On July 11, General Alexander Hamilton (former Secretary of the Treasury) and Colonel Aaron Burr (current Vice-President) met for a duel to settle their long-standing and ever-growing hatred for one another. Hamilton was leader of the Federalist Party and mastermind of politics and had recently given support to the opposing Morgan Lewis specifically to make Burr lose his bid for Governor of New York. Burr had been dropped from Jefferson's ticket in the 1804 election and had planned to secure more local political action, but now he only had rage against Hamilton.
Hamilton continued working to wrest power from the “dangerous” Democratic-Republicans he feared would turn the United States into a mob of rabble. Jefferson won his second term in 1804, and his protege and Father of the Constitution James Madison would take the election of 1808. In 1812, the political climate would changed. Europe was embroiled in the Napoleonic Wars, which threatened to drag in the US as well with English as well as French naval ships plundering American vessels and “impressing” sailors into service.
War Hawks called for a campaign against Britain and even an invasion of Canada in the spirit of expansionism (which many thought would be easily done with local support; Jefferson said it was a “mere matter of marching”). President Madison set an ultimatum that both France and Britain recognize their neutrality or face war. France sent communications (eventually proven misleading) that they would, and Congress very nearly declared war on Britain but for the political finagling of Hamilton. Without his war and the growing political discontent, Madison would lose the 1812 election to DeWitt Clinton of New York, the first Federalist president in twelve years.
Clinton called for a strengthening of America's infrastructure, building roads that would lead to and aid in the later Indian Wars. As a member of the Erie Canal Commission, which others would see through with his assistance. Further, and perhaps most importantly, Clinton set to solve the problems of international quarrels by improving the navy of the United States beyond Jefferson's pocket-boat defense. Now a force to be reckoned with, Britain and France would recognize American neutrality, and after the defeat of Napoleon, a war-beleaguered Britain would sign the Treaty of Ghent with America, solving the issues that could have started a war only two years before.

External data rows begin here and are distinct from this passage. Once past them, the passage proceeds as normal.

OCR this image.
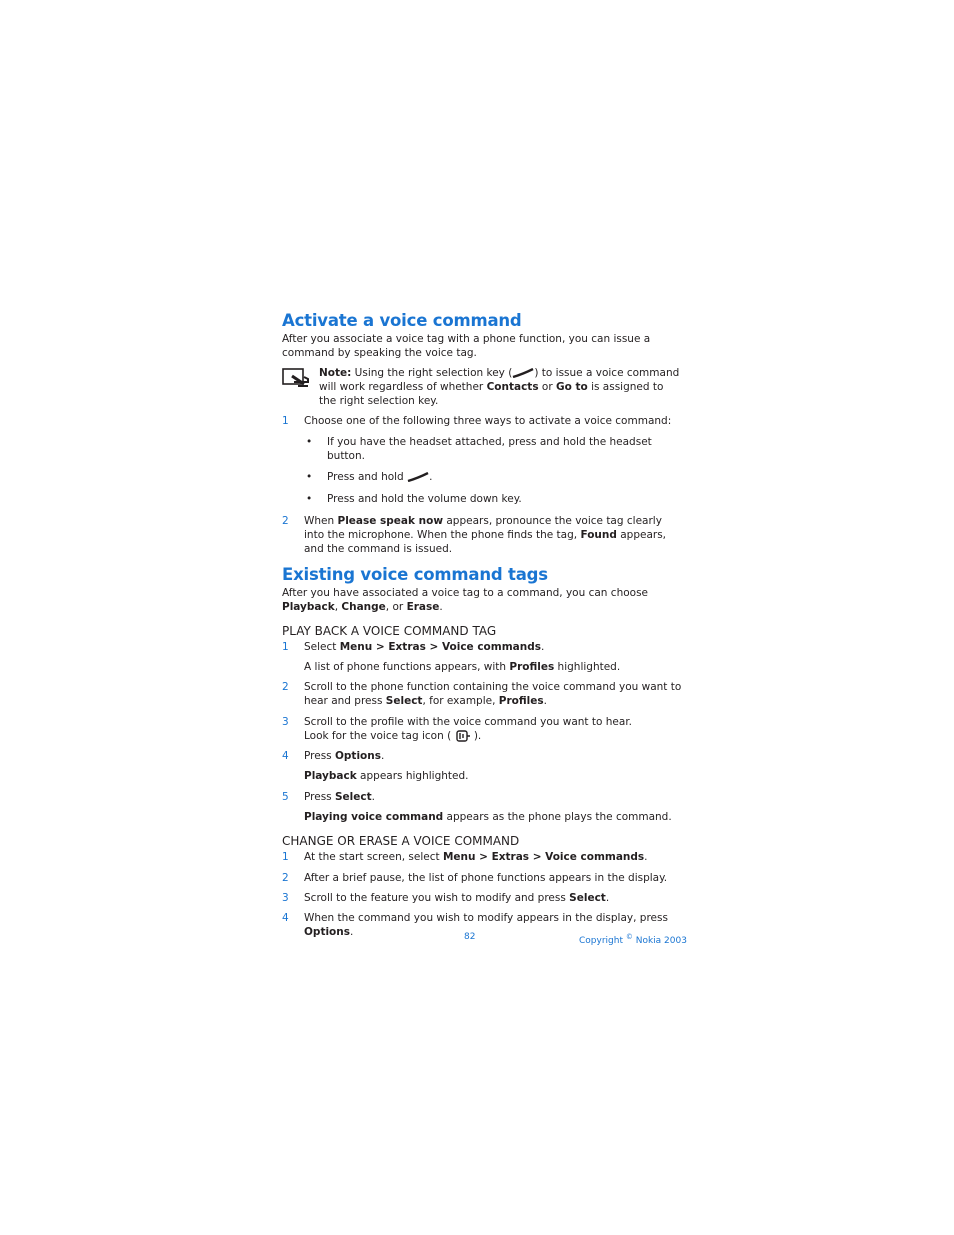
Activate a voice command

After you associate a voice tag with a phone function, you can issue a command by speaking the voice tag.

Note: Using the right selection key ( ) to issue a voice command will work regardless of whether Contacts or Go to is assigned to the right selection key.

1 Choose one of the following three ways to activate a voice command:

• If you have the headset attached, press and hold the headset button.

• Press and hold .

• Press and hold the volume down key.

2 When Please speak now appears, pronounce the voice tag clearly into the microphone. When the phone finds the tag, Found appears, and the command is issued.

Existing voice command tags

After you have associated a voice tag to a command, you can choose Playback, Change, or Erase.

PLAY BACK A VOICE COMMAND TAG
1 Select Menu > Extras > Voice commands.

A list of phone functions appears, with Profiles highlighted.

2 Scroll to the phone function containing the voice command you want to hear and press Select, for example, Profiles.

3 Scroll to the profile with the voice command you want to hear.
Look for the voice tag icon (  ).

4 Press Options.

Playback appears highlighted.

5 Press Select.

Playing voice command appears as the phone plays the command.

CHANGE OR ERASE A VOICE COMMAND
1 At the start screen, select Menu > Extras > Voice commands.

2 After a brief pause, the list of phone functions appears in the display.

3 Scroll to the feature you wish to modify and press Select.

4 When the command you wish to modify appears in the display, press Options.	82	Copyright © Nokia 2003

The Federalist Party would continue to challenge the Democratic-Republicans, though both would agree on the Monroe Bill (named after Senator Monroe of Virginia) that the US would not abide European interference in the Western Hemisphere. As the Spanish Empire collapsed to the south, Americans welcomed the growing Republicanism and used its fleet to dissuade Europe from further colonization. America itself would assure dominance with the Mexican War in 1846, but be true to Monroe's word in 1861 by aiding Mexico in overcoming the French and Spanish invasion by Maximilian (which also relieved growing tension on the question of slavery, later to be solved by the 1867 Emancipation Proclamation, promising ample government compensation to any owner willing to free his slaves).
Pushing West and now south, American expansionism turned to annexing turbulent Latin American nations in the latter half of the nineteenth century. While accusations of “empire” were made and perhaps deserved, America grew powerful in the Western Hemisphere and increasingly Hispanic in background, creating a vivid diversity that would supply ample raw materials and labor for an Industrial Age. As the Cold War raged with the Soviet Union in the next century, America would see many of its states and territories fighting for their own independence fueled by Communist insurgents, igniting a Civil War over the question of states' rights.
In reality, Hamilton would die of his wounds, which were tremendous as Burr's shot has ricocheted within the man's torso. Without a strong leader, the Federalist Party would fall behind the Democratic-Republicans, eventually leading to the Era of Good Feelings, an age downplaying partisanship under President Monroe where the Federalists would all but cease to exist.